In a recent discussion with a top 10 cloud management company, the chief marketing officer mentioned a major sales challenge: getting the enterprise CIO to articulate their current cost of providing services. “It is hard to show the dramatic benefits of cloud computing when the customer has no clue what they are currently spending and for what.”
How do CIO’s manage and measure unit costs and allocate them across all business lines? The typical solution is a very complicated spreadsheet model, with major inputs consisting of budget/forecast dollars, some critical data center indices, some political / organizational hedging, and voila – a solution based on average costs and with little ability to provide insight and lots of opportunity to be challenged. In the end, out of necessity, it’s easier to create a single budget line for the IT and roll up all the costs to it, limiting clarity of resource consumption and often leading to server sprawl.

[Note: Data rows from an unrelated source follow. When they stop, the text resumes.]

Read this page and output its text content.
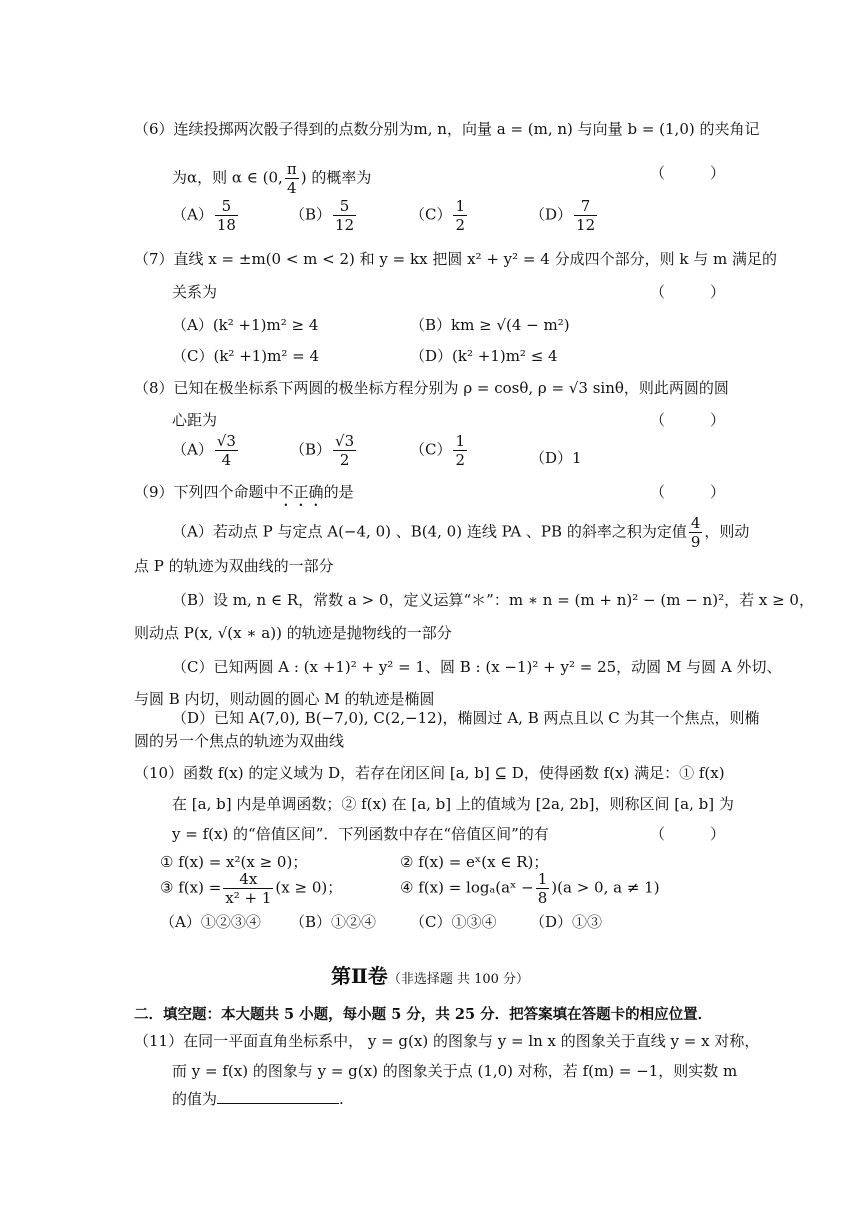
（6）连续投掷两次骰子得到的点数分别为m, n，向量 a = (m, n) 与向量 b = (1,0) 的夹角记
为α，则 α ∈ (0, $\frac{\pi}{4}$ ) 的概率为	（　　　）
$(A) \frac{5}{18}$	$(B) \frac{5}{12}$	$(C) \frac{1}{2}$	$(D) \frac{7}{12}$
（7）直线 x = ±m(0 < m < 2) 和 y = kx 把圆 x² + y² = 4 分成四个部分，则 k 与 m 满足的
关系为	（　　　）
（A）(k² +1)m² ≥ 4	（B）km ≥ √(4 − m²)
（C）(k² +1)m² = 4	（D）(k² +1)m² ≤ 4
（8）已知在极坐标系下两圆的极坐标方程分别为 ρ = cosθ, ρ = √3 sinθ，则此两圆的圆
心距为	（　　　）
$(A) \frac{√3}{4}$	$(B) \frac{√3}{2}$	$(C) \frac{1}{2}$	（D）1
（9）下列四个命题中不正确的是	（　　　）
（A）若动点 P 与定点 A(−4, 0) 、B(4, 0) 连线 PA 、PB 的斜率之积为定值 $\frac{4}{9}$ ，则动
点 P 的轨迹为双曲线的一部分
（B）设 m, n ∈ R，常数 a > 0，定义运算“＊”：m ∗ n = (m + n)² − (m − n)²，若 x ≥ 0，
则动点 P(x, √(x ∗ a)) 的轨迹是抛物线的一部分
（C）已知两圆 A : (x +1)² + y² = 1、圆 B : (x −1)² + y² = 25，动圆 M 与圆 A 外切、
与圆 B 内切，则动圆的圆心 M 的轨迹是椭圆
（D）已知 A(7,0), B(−7,0), C(2,−12)，椭圆过 A, B 两点且以 C 为其一个焦点，则椭
圆的另一个焦点的轨迹为双曲线
（10）函数 f(x) 的定义域为 D，若存在闭区间 [a, b] ⊆ D，使得函数 f(x) 满足：① f(x)
在 [a, b] 内是单调函数；② f(x) 在 [a, b] 上的值域为 [2a, 2b]，则称区间 [a, b] 为
y = f(x) 的“倍值区间”．下列函数中存在“倍值区间”的有	（　　　）
① f(x) = x²(x ≥ 0)；	② f(x) = eˣ(x ∈ R)；
③ $f(x) = \frac{4x}{\text{x² + 1}} (x \ge 0)$；	④ f(x) = logₐ(aˣ − $\frac{1}{8} )(a > 0$, a ≠ 1)
（A）①②③④ （B）①②④ （C）①③④ （D）①③
第Ⅱ卷（非选择题 共 100 分）
二．填空题：本大题共 5 小题，每小题 5 分，共 25 分．把答案填在答题卡的相应位置．
（11）在同一平面直角坐标系中， y = g(x) 的图象与 y = ln x 的图象关于直线 y = x 对称，
而 y = f(x) 的图象与 y = g(x) 的图象关于点 (1,0) 对称，若 f(m) = −1，则实数 m
的值为	.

If you break down the current enterprise IT procurement process, the CIO needs to absorb and contain expenses in some sort of centralized ledger. Mixed together are such items as the costs of procuring hardware and software for core applications, corporate licensing agreements, managing core utilities and operating systems. The majority of shared components like employees, networking and storage are either absorbed as a shared cost or generally reported for chargeback purposes. Again, no insight into the unit costs.
Cloud computing can break this old model and can simplify cost measurement dramatically, simply by taking advantage of its unique properties and managing costs in a shared environment, including shared resources on the same server and providing specific resource services. Here is a new unit cost paradigm which requires support from major players, such as Microsoft. Potentially, the enterprise gets a new model with clear dynamic unit cost relationships between servers, applications, platform, infrastructure, network and users. This has tremendous benefits by actually measuring data center utilization. For the first time, CIO’s can work with businesses and make decisions about how to incrementally deploy resources and the businesses can clearly understand the associated costs of providing services.
As part of BTCLogic business practice, we spend time helping corporation understand the impact of this new model’s value proposition. Some of the benefits include:
- Manage multiple cost models that can account for actual usage, allocated resources, or customized fixed costs.
- Track resource utilization of all components by business, including CPU, memory, storage, storage I/O and network I/O.
- Can easily map to your organization’s structure and apply costs at the department or group level.
- Provide a robust reporting capability that lets you measure, analyze and share cost information with the rest of the organization
By putting together some basic cost metrics, the enterprise CIO can measure costs in a virtual environment and begin using the data to drive cost visibility and accountability in the datacenter; creating an outcome based model, and setting the stage for an effective discussions in the future. The data and analysis gathered and analyzed on costs will materially help, including being able to effectively manage expectations for higher and higher service levels from IT, showing the business how the potential cost impact of different options. When going into budget negotiations, the CIO will be able to quickly show where resources are over-utilized and how much it costs, and be able to make the case for resources – servers, storage, etc. – as they are needed.